CVE-2021-46611: 
Bentley MicroStation CONNECT vulnerability analysis and mitigation

This vulnerability (CVE-2021-46611) affects Bentley MicroStation CONNECT version 10.16.0.80 and was discovered in the parsing of JP2 images. The vulnerability was disclosed on February 18, 2022, and allows remote attackers to disclose sensitive information. User interaction is required for exploitation, as the target must visit a malicious page or open a malicious file (Zero Day Initiative, NVD).

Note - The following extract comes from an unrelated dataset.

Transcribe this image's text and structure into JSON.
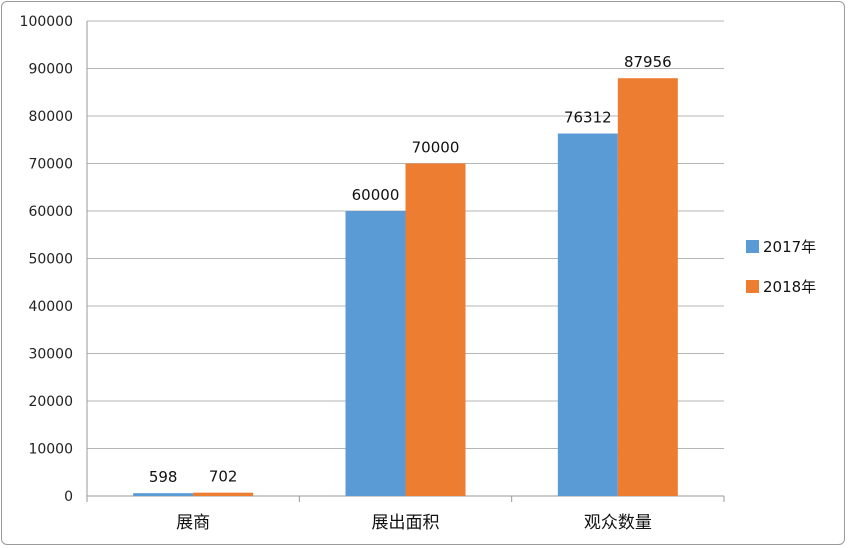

The vulnerability stems from improper validation of user-supplied data during JP2 image parsing, which can result in a read past the end of an allocated buffer. The CVSS v3.1 base score is 3.3 (LOW) with a vector of CVSS:3.0/AV:L/AC:L/PR:N/UI:R/S:U/C:L/I:N/A:N. The vulnerability is classified as CWE-125 (Out-of-bounds Read) (Zero Day Initiative, Bentley Advisory).

The vulnerability allows attackers to disclose sensitive information from affected installations. While the direct impact is limited to information disclosure, an attacker can potentially leverage this vulnerability in conjunction with other vulnerabilities to execute arbitrary code in the context of the current process (Zero Day Initiative).

Bentley has released version 10.16.02 and more recent versions to address this vulnerability. As a general best practice, it is recommended to only open JP2 files coming from trusted sources (Bentley Advisory).